2.1. Motivation and Contributions

The objective of this study is to enhance the precision and efficiency of the classification of maize seeds, with a particular focus on distinguishing between haploid and diploid seeds. Accurate identification is crucial for accelerating genetic gains and optimizing hybrid variety development in maize breeding. Traditional methods, often manual or basic machine learning, are prone to inaccuracies and are inadequate for large datasets. While existing deep learning models are effective, they often lack the interpretability necessary for agricultural applications, where understanding model decisions is essential. This study makes several key contributions, which are outlined below:

(1): The introduction of a biologically focused benchmark dataset (Rovile): Although the Rovile Maize Seed Dataset is relatively small, it is one of the few publicly available datasets specifically designed to capture biologically meaningful regions such as the embryo and endosperm. These regions are critical for haploid–diploid differentiation, and their inclusion strengthens the relevance of the task. Through the use of Grad-CAM, we highlight these regions, offering interpretable evidence that our model focuses on anatomically significant structures.
(2): The development of an advanced deep learning model that integrates CNN, Slot Attention, Gated Recurrent Unit (GRU), and Long Short-Term Memory (LSTM) layers, specifically designed to enhance the accuracy and efficiency of maize seed classification.
(3): Comprehensive ablation study, systematically evaluating the contributions of each model component (Slot Attention, GRU, LSTM) to the overall performance, providing insights into the effectiveness of these layers.
(4): Validation on both small-scale and large-scale datasets: To evaluate its generalization capability and robustness, we tested our model not only on the Rovile dataset but also on the newly published Maize Variety Dataset (2024), which includes over 17,000 seed images from three different varieties. This dual-dataset evaluation validates the model’s scalability across simple and complex classification tasks.
(5): The integration of Grad-CAM as an explainable artificial intelligence (XAI) technique is imperative. This ensures transparency and interpretability in the model’s decision-making process, which is crucial for real-world agricultural applications.

2.2. Organization

The structure of the present study is as follows: As delineated in Section 3, an overview of the datasets and methodologies utilized is presented, in addition to a detailed account of the proposed model architecture. The proposed model architecture incorporates various layers, including CNN, slot attention, LSTM, and GRU. The subsequent section details the experimental setup and discusses the findings. Section 5 provides a comprehensive analysis and evaluation of these findings. In Section 6, the conclusions derived from the aforementioned analyses are presented.

3. Material and Methods

The following section provides a detailed description of the data sets used, along with an account of the preprocessing procedures. It subsequently presents a comprehensive explanation of the model architecture, including the structure of each layer, input-output dimensions, activation functions utilized, and the optimization techniques employed. Furthermore, the training and validation procedures are outlined, thereby ensuring a thorough understanding of the methodological approach used to develop and evaluate the model’s performance.
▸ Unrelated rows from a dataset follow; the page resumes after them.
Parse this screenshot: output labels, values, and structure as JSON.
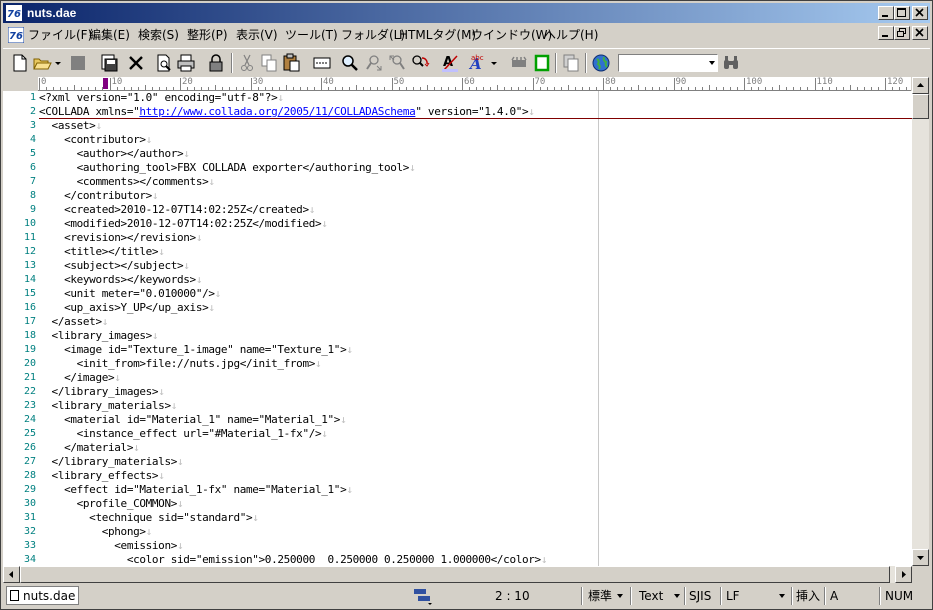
{
  "window": {
    "title": "nuts.dae"
  },
  "menu": {
    "items": [
      "ファイル(F)",
      "編集(E)",
      "検索(S)",
      "整形(P)",
      "表示(V)",
      "ツール(T)",
      "フォルダ(L)",
      "HTMLタグ(M)",
      "ウインドウ(W)",
      "ヘルプ(H)"
    ]
  },
  "ruler": {
    "labels": [
      "0",
      "10",
      "20",
      "30",
      "40",
      "50",
      "60",
      "70",
      "80",
      "90",
      "100",
      "110",
      "120"
    ]
  },
  "editor": {
    "lines": [
      {
        "n": "1",
        "t": "<?xml version=\"1.0\" encoding=\"utf-8\"?>"
      },
      {
        "n": "2",
        "t": "<COLLADA xmlns=\"",
        "link": "http://www.collada.org/2005/11/COLLADASchema",
        "t2": "\" version=\"1.4.0\">"
      },
      {
        "n": "3",
        "t": "  <asset>"
      },
      {
        "n": "4",
        "t": "    <contributor>"
      },
      {
        "n": "5",
        "t": "      <author></author>"
      },
      {
        "n": "6",
        "t": "      <authoring_tool>FBX COLLADA exporter</authoring_tool>"
      },
      {
        "n": "7",
        "t": "      <comments></comments>"
      },
      {
        "n": "8",
        "t": "    </contributor>"
      },
      {
        "n": "9",
        "t": "    <created>2010-12-07T14:02:25Z</created>"
      },
      {
        "n": "10",
        "t": "    <modified>2010-12-07T14:02:25Z</modified>"
      },
      {
        "n": "11",
        "t": "    <revision></revision>"
      },
      {
        "n": "12",
        "t": "    <title></title>"
      },
      {
        "n": "13",
        "t": "    <subject></subject>"
      },
      {
        "n": "14",
        "t": "    <keywords></keywords>"
      },
      {
        "n": "15",
        "t": "    <unit meter=\"0.010000\"/>"
      },
      {
        "n": "16",
        "t": "    <up_axis>Y_UP</up_axis>"
      },
      {
        "n": "17",
        "t": "  </asset>"
      },
      {
        "n": "18",
        "t": "  <library_images>"
      },
      {
        "n": "19",
        "t": "    <image id=\"Texture_1-image\" name=\"Texture_1\">"
      },
      {
        "n": "20",
        "t": "      <init_from>file://nuts.jpg</init_from>"
      },
      {
        "n": "21",
        "t": "    </image>"
      },
      {
        "n": "22",
        "t": "  </library_images>"
      },
      {
        "n": "23",
        "t": "  <library_materials>"
      },
      {
        "n": "24",
        "t": "    <material id=\"Material_1\" name=\"Material_1\">"
      },
      {
        "n": "25",
        "t": "      <instance_effect url=\"#Material_1-fx\"/>"
      },
      {
        "n": "26",
        "t": "    </material>"
      },
      {
        "n": "27",
        "t": "  </library_materials>"
      },
      {
        "n": "28",
        "t": "  <library_effects>"
      },
      {
        "n": "29",
        "t": "    <effect id=\"Material_1-fx\" name=\"Material_1\">"
      },
      {
        "n": "30",
        "t": "      <profile_COMMON>"
      },
      {
        "n": "31",
        "t": "        <technique sid=\"standard\">"
      },
      {
        "n": "32",
        "t": "          <phong>"
      },
      {
        "n": "33",
        "t": "            <emission>"
      },
      {
        "n": "34",
        "t": "              <color sid=\"emission\">0.250000  0.250000 0.250000 1.000000</color>"
      }
    ]
  },
  "status": {
    "tab_label": "nuts.dae",
    "position": "2 : 10",
    "mode": "標準",
    "type": "Text",
    "encoding": "SJIS",
    "line_end": "LF",
    "insert": "挿入",
    "ime": "A",
    "num": "NUM"
  },
  "colors": {
    "title_start": "#0a246a",
    "title_end": "#a6caf0",
    "line_numbers": "#008080",
    "link": "#0000ff",
    "current_line": "#800000"
  }
}
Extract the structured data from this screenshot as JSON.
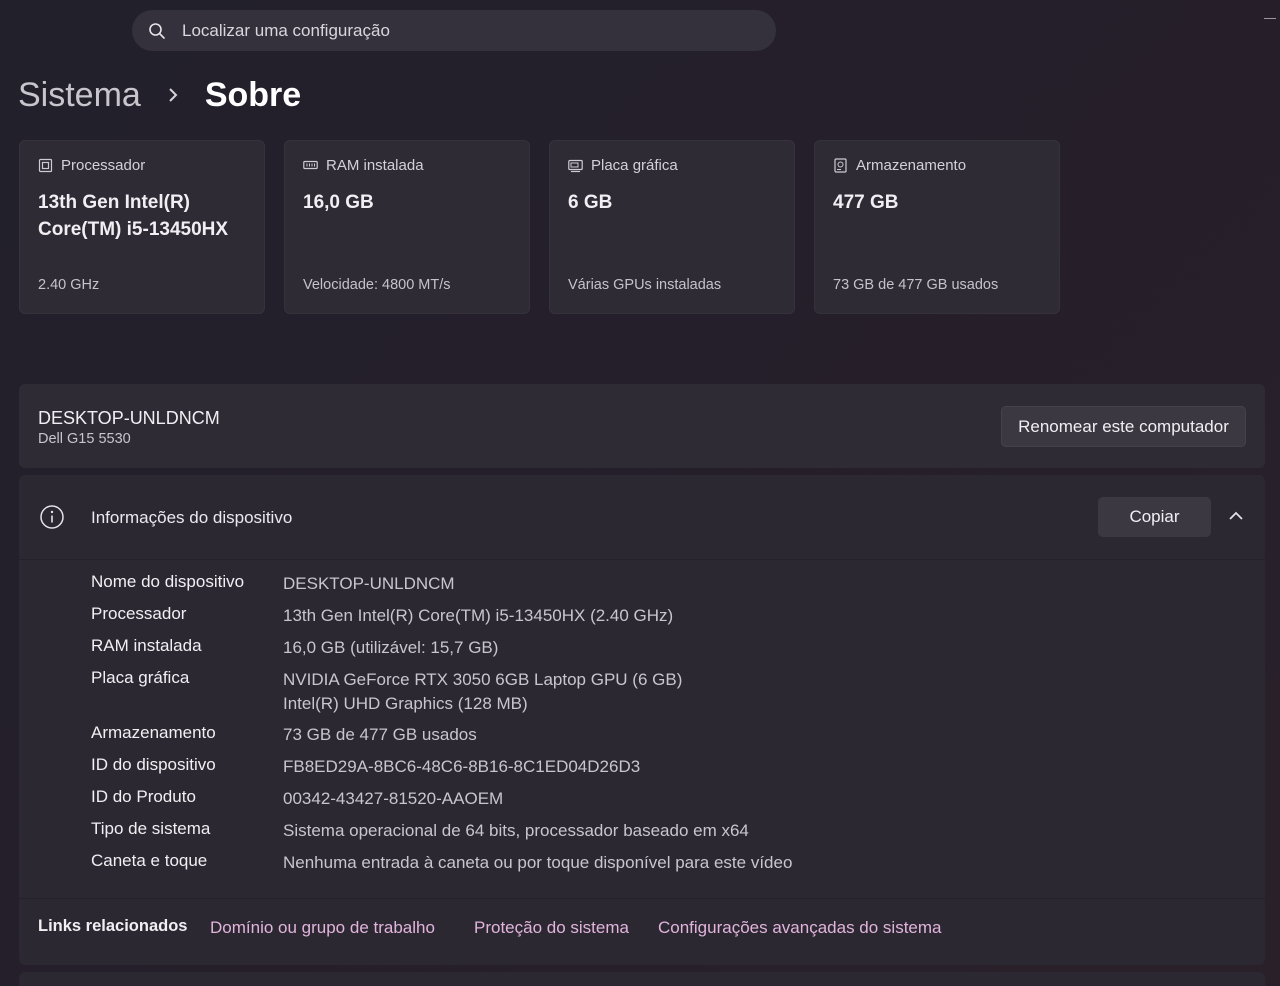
{
  "search": {
    "placeholder": "Localizar uma configuração"
  },
  "breadcrumb": {
    "parent": "Sistema",
    "current": "Sobre"
  },
  "cards": [
    {
      "icon": "processor-icon",
      "label": "Processador",
      "value": "13th Gen Intel(R) Core(TM) i5-13450HX",
      "sub": "2.40 GHz"
    },
    {
      "icon": "ram-icon",
      "label": "RAM instalada",
      "value": "16,0 GB",
      "sub": "Velocidade: 4800 MT/s"
    },
    {
      "icon": "gpu-icon",
      "label": "Placa gráfica",
      "value": "6 GB",
      "sub": "Várias GPUs instaladas"
    },
    {
      "icon": "storage-icon",
      "label": "Armazenamento",
      "value": "477 GB",
      "sub": "73 GB de 477 GB usados"
    }
  ],
  "device": {
    "name": "DESKTOP-UNLDNCM",
    "model": "Dell G15 5530",
    "rename_label": "Renomear este computador"
  },
  "info": {
    "title": "Informações do dispositivo",
    "copy_label": "Copiar",
    "rows": [
      {
        "label": "Nome do dispositivo",
        "value": "DESKTOP-UNLDNCM"
      },
      {
        "label": "Processador",
        "value": "13th Gen Intel(R) Core(TM) i5-13450HX (2.40 GHz)"
      },
      {
        "label": "RAM instalada",
        "value": "16,0 GB (utilizável: 15,7 GB)"
      },
      {
        "label": "Placa gráfica",
        "value": "NVIDIA GeForce RTX 3050 6GB Laptop GPU (6 GB)",
        "value2": "Intel(R) UHD Graphics (128 MB)"
      },
      {
        "label": "Armazenamento",
        "value": "73 GB de 477 GB usados"
      },
      {
        "label": "ID do dispositivo",
        "value": "FB8ED29A-8BC6-48C6-8B16-8C1ED04D26D3"
      },
      {
        "label": "ID do Produto",
        "value": "00342-43427-81520-AAOEM"
      },
      {
        "label": "Tipo de sistema",
        "value": "Sistema operacional de 64 bits, processador baseado em x64"
      },
      {
        "label": "Caneta e toque",
        "value": "Nenhuma entrada à caneta ou por toque disponível para este vídeo"
      }
    ]
  },
  "links": {
    "title": "Links relacionados",
    "items": [
      "Domínio ou grupo de trabalho",
      "Proteção do sistema",
      "Configurações avançadas do sistema"
    ]
  },
  "colors": {
    "accent_link": "#e2b4dc",
    "card_bg": "#2e2b35",
    "panel_bg": "#2b2832"
  }
}
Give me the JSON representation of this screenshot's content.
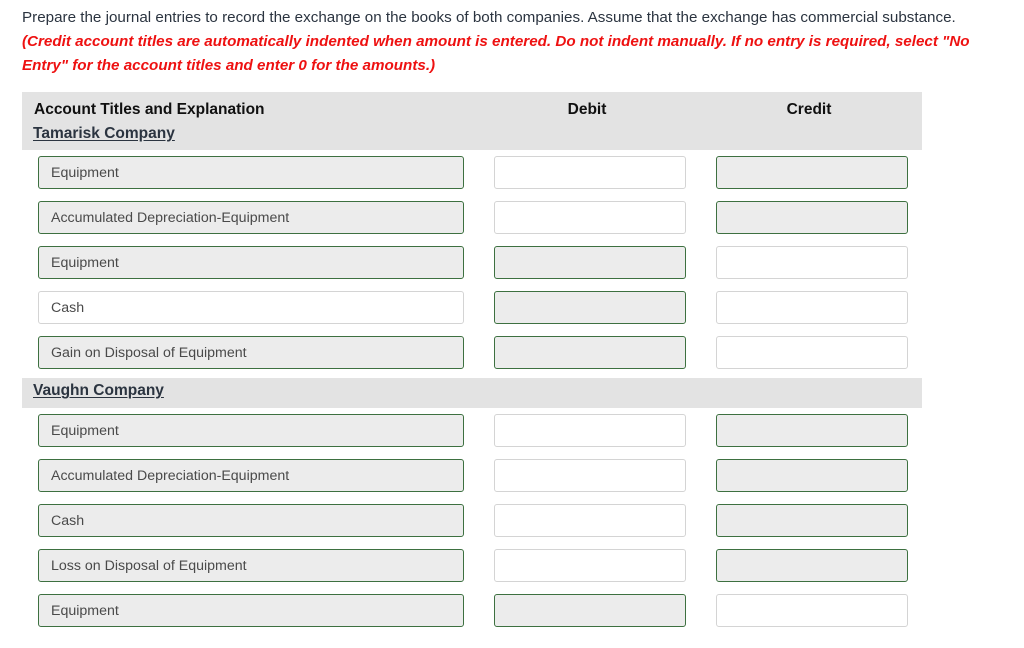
{
  "instructions": {
    "main": "Prepare the journal entries to record the exchange on the books of both companies. Assume that the exchange has commercial substance. ",
    "hint": "(Credit account titles are automatically indented when amount is entered. Do not indent manually. If no entry is required, select \"No Entry\" for the account titles and enter 0 for the amounts.)"
  },
  "table": {
    "columns": {
      "account": "Account Titles and Explanation",
      "debit": "Debit",
      "credit": "Credit"
    },
    "sections": [
      {
        "company": "Tamarisk Company",
        "rows": [
          {
            "account": "Equipment",
            "account_state": "state-filled",
            "debit": "",
            "debit_state": "state-empty",
            "credit": "",
            "credit_state": "state-filled"
          },
          {
            "account": "Accumulated Depreciation-Equipment",
            "account_state": "state-filled",
            "debit": "",
            "debit_state": "state-empty",
            "credit": "",
            "credit_state": "state-filled"
          },
          {
            "account": "Equipment",
            "account_state": "state-filled",
            "debit": "",
            "debit_state": "state-filled",
            "credit": "",
            "credit_state": "state-empty"
          },
          {
            "account": "Cash",
            "account_state": "state-empty",
            "debit": "",
            "debit_state": "state-filled",
            "credit": "",
            "credit_state": "state-empty"
          },
          {
            "account": "Gain on Disposal of Equipment",
            "account_state": "state-filled",
            "debit": "",
            "debit_state": "state-filled",
            "credit": "",
            "credit_state": "state-empty"
          }
        ]
      },
      {
        "company": "Vaughn Company",
        "rows": [
          {
            "account": "Equipment",
            "account_state": "state-filled",
            "debit": "",
            "debit_state": "state-empty",
            "credit": "",
            "credit_state": "state-filled"
          },
          {
            "account": "Accumulated Depreciation-Equipment",
            "account_state": "state-filled",
            "debit": "",
            "debit_state": "state-empty",
            "credit": "",
            "credit_state": "state-filled"
          },
          {
            "account": "Cash",
            "account_state": "state-filled",
            "debit": "",
            "debit_state": "state-empty",
            "credit": "",
            "credit_state": "state-filled"
          },
          {
            "account": "Loss on Disposal of Equipment",
            "account_state": "state-filled",
            "debit": "",
            "debit_state": "state-empty",
            "credit": "",
            "credit_state": "state-filled"
          },
          {
            "account": "Equipment",
            "account_state": "state-filled",
            "debit": "",
            "debit_state": "state-filled",
            "credit": "",
            "credit_state": "state-empty"
          }
        ]
      }
    ]
  },
  "colors": {
    "accent_green": "#3d7040",
    "hint_red": "#ee1111",
    "band_gray": "#e3e3e3",
    "field_fill": "#ececec"
  }
}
The proposed model in Figure 2 commences with a CNN comprising convolutional and max-pooling layers to extract features from maize seed images. These features are flattened and passed to a slot attention module that refines the feature representation through iterative attention mechanisms. The output slots are further processed by a GRU layer to capture sequential dependencies. The resulting features are passed through fully connected layers with dropout for classification, concluding with a SoftMax layer. XAI techniques visualize important image regions.

3.1. Datasets

As illustrated in Table 1, the Haploid and Diploid Maize Seeds Dataset (Rovile) comprises 3000 high-resolution images intended for the classification of maize seeds, with a nearly equal distribution between 1230 haploid and 1770 diploid seeds. This dataset has been designed for researchers engaged in maize breeding, and it offers support for studies on doubled haploid technology and the automation of seed classification using machine learning. The images, captured under controlled conditions, facilitate the development of accurate models, thereby making this dataset a crucial resource for advancing agronomy research and optimizing breeding programs through precise seed identification [6].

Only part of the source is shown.